Ну не говорить же ей всю правду! Ответил уклончиво:
— Да нет… А может… Не знаю. Умные жены, если рога наставляют, делают это так, что ни одна собака, не говоря уже о муже, не узнает… А разошлись почему? Черт его знает… По дурости, наверное.
— Не поминай нечистого, — торопливо обмахнулась накрест женщина и опять привычно начала цедить в мерный стаканчик водку. — По дурости, говоришь… Так то ж по молодости можно подурить. Но ведь сейчас ты уже не мальчик. Сейчас тебе баба нужна, которая приструнила бы хоть немного.
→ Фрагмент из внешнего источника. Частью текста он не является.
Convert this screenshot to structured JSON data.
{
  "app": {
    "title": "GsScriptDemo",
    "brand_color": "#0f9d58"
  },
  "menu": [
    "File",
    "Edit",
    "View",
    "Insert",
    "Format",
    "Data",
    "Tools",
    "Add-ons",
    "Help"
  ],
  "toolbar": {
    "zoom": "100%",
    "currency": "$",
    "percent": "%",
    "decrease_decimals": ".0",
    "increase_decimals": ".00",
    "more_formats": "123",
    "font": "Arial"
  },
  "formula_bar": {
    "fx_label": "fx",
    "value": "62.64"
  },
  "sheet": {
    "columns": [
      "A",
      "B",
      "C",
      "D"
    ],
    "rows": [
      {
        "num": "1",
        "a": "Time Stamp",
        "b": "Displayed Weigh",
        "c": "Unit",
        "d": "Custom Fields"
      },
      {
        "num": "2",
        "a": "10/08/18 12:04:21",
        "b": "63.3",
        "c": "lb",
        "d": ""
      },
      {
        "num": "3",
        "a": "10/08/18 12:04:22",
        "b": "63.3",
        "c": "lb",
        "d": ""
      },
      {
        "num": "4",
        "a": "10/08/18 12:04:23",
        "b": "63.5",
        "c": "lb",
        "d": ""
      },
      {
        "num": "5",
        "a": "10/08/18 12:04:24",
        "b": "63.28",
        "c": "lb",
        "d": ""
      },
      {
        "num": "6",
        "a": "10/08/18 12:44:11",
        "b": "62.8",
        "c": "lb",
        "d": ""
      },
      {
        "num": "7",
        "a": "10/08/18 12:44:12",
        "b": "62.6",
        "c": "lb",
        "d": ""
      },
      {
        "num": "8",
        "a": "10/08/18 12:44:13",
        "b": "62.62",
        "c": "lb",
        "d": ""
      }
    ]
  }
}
— Да кому я нужен, — вяло возразил Харченко, слегка осоловевший от непривычно сытного завтрака.
Наташка повернулась от окошка, где сквозь поцарапанное стекло тупо и просительно глядела небритая похмельная рожа. «И я ведь по утрам так же выгляжу», — невпопад кольнуло Александра.
— А хоть бы и мне, — вроде бы в шутку улыбалась продавщица. Но глядела иначе, нешуточно, по-женски глядела, с бабьей неприкаянностью затаенной. — Давай вместе жить — ты у меня огурчиком выглядеть будешь… Тогда и стержень жизни твой быстро появится.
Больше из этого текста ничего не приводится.